Suddenly there is a lot of work to do!
This is a sketch for two angel faces I am painting on glass for John Forbes at Bonny Doon Art Glass. I occasionally do painted glass work there, most recently on the Golden Butterfly.
These Angel faces are for a beveled glass oval dome, and are the only painted pieces - the rest being custom slumped beveled glass, thats why the face is the only shaded area on the sketch and the rest is the lines, or 'cartoon' to show where the glass will be cut. I need to do a detailed pencil drawing such as this before I start to paint on the actual glass, as I follow the drawing very closely.

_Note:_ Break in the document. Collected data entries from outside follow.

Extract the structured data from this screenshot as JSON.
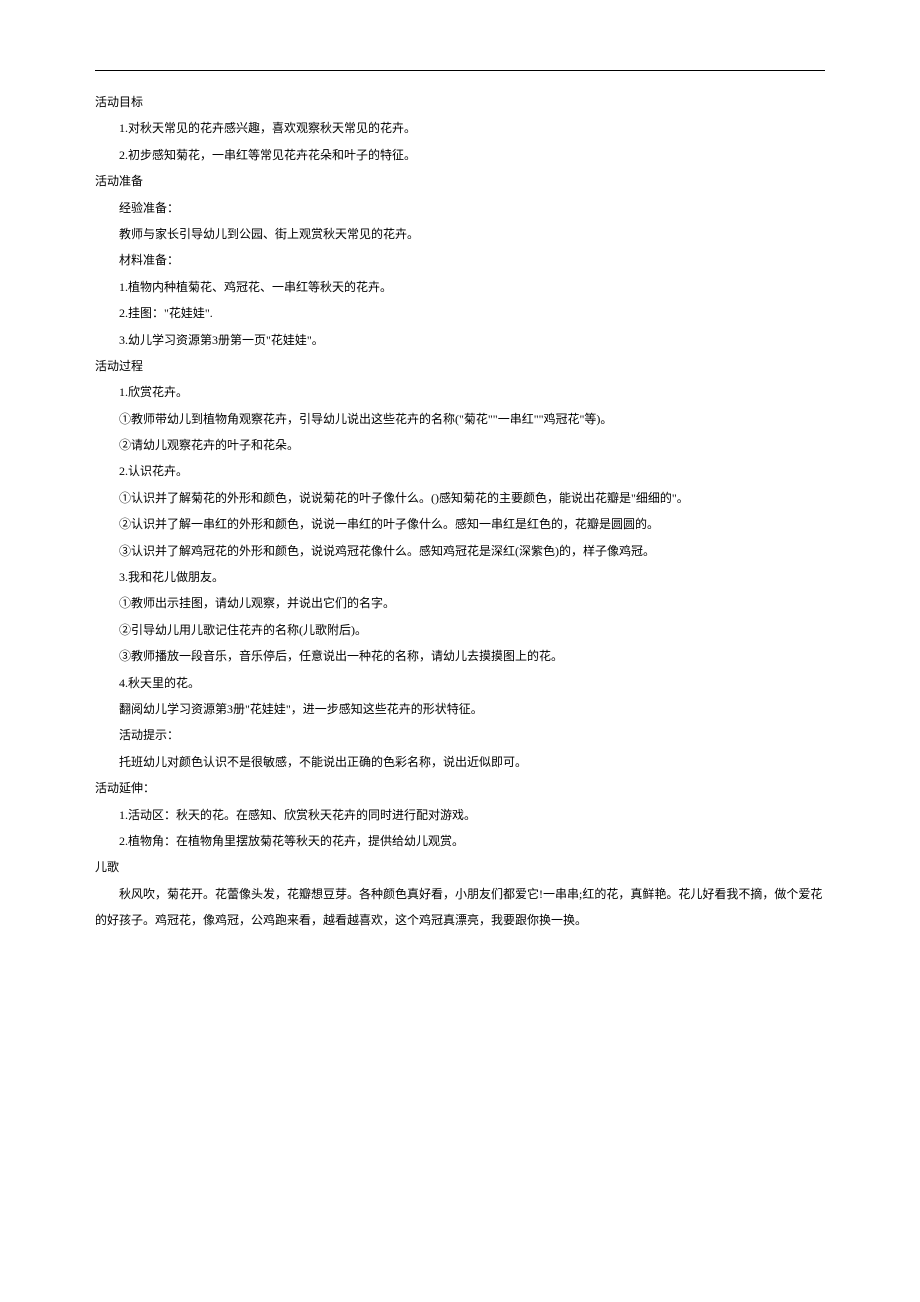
{
  "sections": {
    "goals": {
      "heading": "活动目标",
      "items": [
        "1.对秋天常见的花卉感兴趣，喜欢观察秋天常见的花卉。",
        "2.初步感知菊花，一串红等常见花卉花朵和叶子的特征。"
      ]
    },
    "preparation": {
      "heading": "活动准备",
      "expLabel": "经验准备：",
      "expText": "教师与家长引导幼儿到公园、街上观赏秋天常见的花卉。",
      "matLabel": "材料准备：",
      "matItems": [
        "1.植物内种植菊花、鸡冠花、一串红等秋天的花卉。",
        "2.挂图：\"花娃娃\".",
        "3.幼儿学习资源第3册第一页\"花娃娃\"。"
      ]
    },
    "process": {
      "heading": "活动过程",
      "blocks": [
        {
          "title": "1.欣赏花卉。",
          "lines": [
            "①教师带幼儿到植物角观察花卉，引导幼儿说出这些花卉的名称(\"菊花\"\"一串红\"\"鸡冠花\"等)。",
            "②请幼儿观察花卉的叶子和花朵。"
          ]
        },
        {
          "title": "2.认识花卉。",
          "lines": [
            "①认识并了解菊花的外形和颜色，说说菊花的叶子像什么。()感知菊花的主要颜色，能说出花瓣是\"细细的\"。",
            "②认识并了解一串红的外形和颜色，说说一串红的叶子像什么。感知一串红是红色的，花瓣是圆圆的。",
            "③认识并了解鸡冠花的外形和颜色，说说鸡冠花像什么。感知鸡冠花是深红(深紫色)的，样子像鸡冠。"
          ]
        },
        {
          "title": "3.我和花儿做朋友。",
          "lines": [
            "①教师出示挂图，请幼儿观察，并说出它们的名字。",
            "②引导幼儿用儿歌记住花卉的名称(儿歌附后)。",
            "③教师播放一段音乐，音乐停后，任意说出一种花的名称，请幼儿去摸摸图上的花。"
          ]
        },
        {
          "title": "4.秋天里的花。",
          "lines": [
            "翻阅幼儿学习资源第3册\"花娃娃\"，进一步感知这些花卉的形状特征。",
            "活动提示：",
            "托班幼儿对颜色认识不是很敏感，不能说出正确的色彩名称，说出近似即可。"
          ]
        }
      ]
    },
    "extension": {
      "heading": "活动延伸：",
      "items": [
        "1.活动区：秋天的花。在感知、欣赏秋天花卉的同时进行配对游戏。",
        "2.植物角：在植物角里摆放菊花等秋天的花卉，提供给幼儿观赏。"
      ]
    },
    "song": {
      "heading": "儿歌",
      "text": "秋风吹，菊花开。花蕾像头发，花瓣想豆芽。各种颜色真好看，小朋友们都爱它!一串串;红的花，真鲜艳。花儿好看我不摘，做个爱花的好孩子。鸡冠花，像鸡冠，公鸡跑来看，越看越喜欢，这个鸡冠真漂亮，我要跟你换一换。"
    }
  }
}
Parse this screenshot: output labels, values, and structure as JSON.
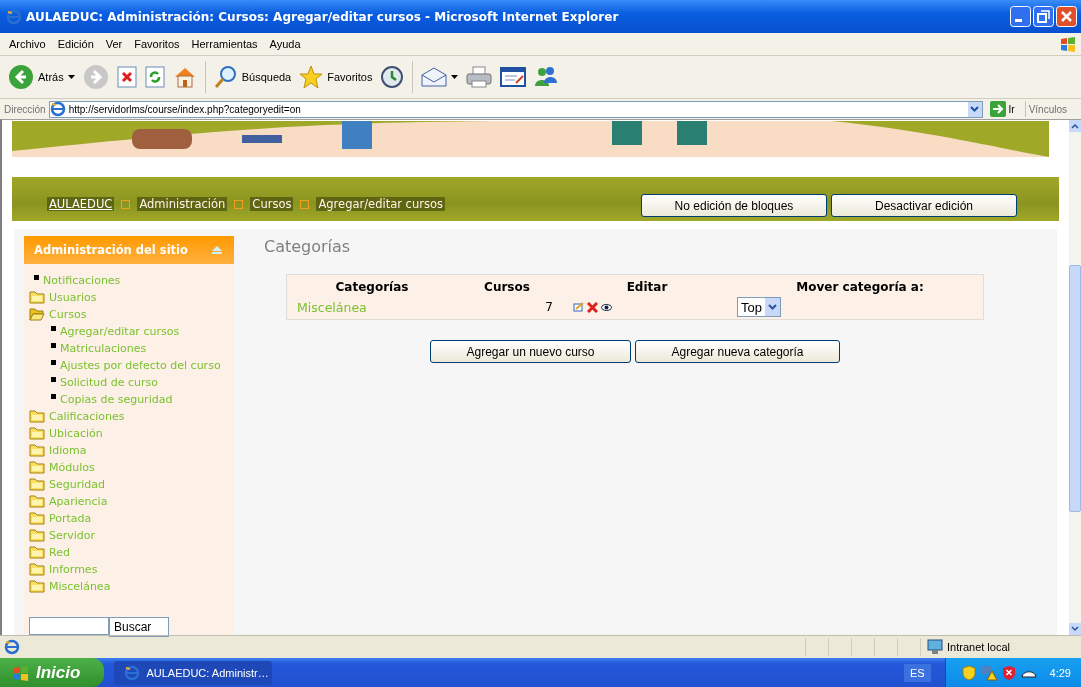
{
  "window": {
    "title": "AULAEDUC: Administración: Cursos: Agregar/editar cursos - Microsoft Internet Explorer"
  },
  "menu_bar": [
    "Archivo",
    "Edición",
    "Ver",
    "Favoritos",
    "Herramientas",
    "Ayuda"
  ],
  "toolbar": {
    "back_label": "Atrás",
    "search_label": "Búsqueda",
    "favorites_label": "Favoritos"
  },
  "address_bar": {
    "label": "Dirección",
    "url": "http://servidorlms/course/index.php?categoryedit=on",
    "go_label": "Ir",
    "links_label": "Vínculos"
  },
  "breadcrumb": [
    {
      "label": "AULAEDUC",
      "link": true
    },
    {
      "label": "Administración",
      "link": false
    },
    {
      "label": "Cursos",
      "link": false
    },
    {
      "label": "Agregar/editar cursos",
      "link": false
    }
  ],
  "edit_buttons": [
    "No edición de bloques",
    "Desactivar edición"
  ],
  "sidebar": {
    "title": "Administración del sitio",
    "items": [
      {
        "label": "Notificaciones",
        "kind": "page"
      },
      {
        "label": "Usuarios",
        "kind": "folder",
        "expanded": false
      },
      {
        "label": "Cursos",
        "kind": "folder",
        "expanded": true,
        "children": [
          {
            "label": "Agregar/editar cursos",
            "kind": "page"
          },
          {
            "label": "Matriculaciones",
            "kind": "page"
          },
          {
            "label": "Ajustes por defecto del curso",
            "kind": "page"
          },
          {
            "label": "Solicitud de curso",
            "kind": "page"
          },
          {
            "label": "Copias de seguridad",
            "kind": "page"
          }
        ]
      },
      {
        "label": "Calificaciones",
        "kind": "folder",
        "expanded": false
      },
      {
        "label": "Ubicación",
        "kind": "folder",
        "expanded": false
      },
      {
        "label": "Idioma",
        "kind": "folder",
        "expanded": false
      },
      {
        "label": "Módulos",
        "kind": "folder",
        "expanded": false
      },
      {
        "label": "Seguridad",
        "kind": "folder",
        "expanded": false
      },
      {
        "label": "Apariencia",
        "kind": "folder",
        "expanded": false
      },
      {
        "label": "Portada",
        "kind": "folder",
        "expanded": false
      },
      {
        "label": "Servidor",
        "kind": "folder",
        "expanded": false
      },
      {
        "label": "Red",
        "kind": "folder",
        "expanded": false
      },
      {
        "label": "Informes",
        "kind": "folder",
        "expanded": false
      },
      {
        "label": "Miscelánea",
        "kind": "folder",
        "expanded": false
      }
    ],
    "search_button": "Buscar"
  },
  "main": {
    "heading": "Categorías",
    "table": {
      "columns": [
        "Categorías",
        "Cursos",
        "Editar",
        "Mover categoría a:"
      ],
      "rows": [
        {
          "name": "Miscelánea",
          "courses": "7",
          "move_to": "Top"
        }
      ]
    },
    "buttons": [
      "Agregar un nuevo curso",
      "Agregar nueva categoría"
    ]
  },
  "status_bar": {
    "zone": "Intranet local"
  },
  "taskbar": {
    "start": "Inicio",
    "tasks": [
      "AULAEDUC: Administr…"
    ],
    "language": "ES",
    "clock": "4:29"
  }
}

Painting on glass is also a kind of reverse to tonal drawing, in that I cover the glass with pigment, and them slowly remove the darkness, as opposed to building it it, as you would with pencil on paper. Because of that, I need to know what my 'end result' is supposed to look like, before I start, otherwise it would be very hard. It's bad enough that the pigments used to paint on glass feel like you are painting with cocoa powder - they are very difficult to work with, and have no tolerance for mistakes. If you make a tiny wrong mark, or scratch, or even drop a tiny dot of water on it - it can ruin a day's work. All adds to the stress! But also to the satisfaction, when you get it right.
Each face will be fired at 1150 degrees several times, as I build up the layers of paint. I am up to three firings so far, and there will be several more, including stain and enamel firings at a lower temperature.
I will post pictures of the glass once they come out the kiln!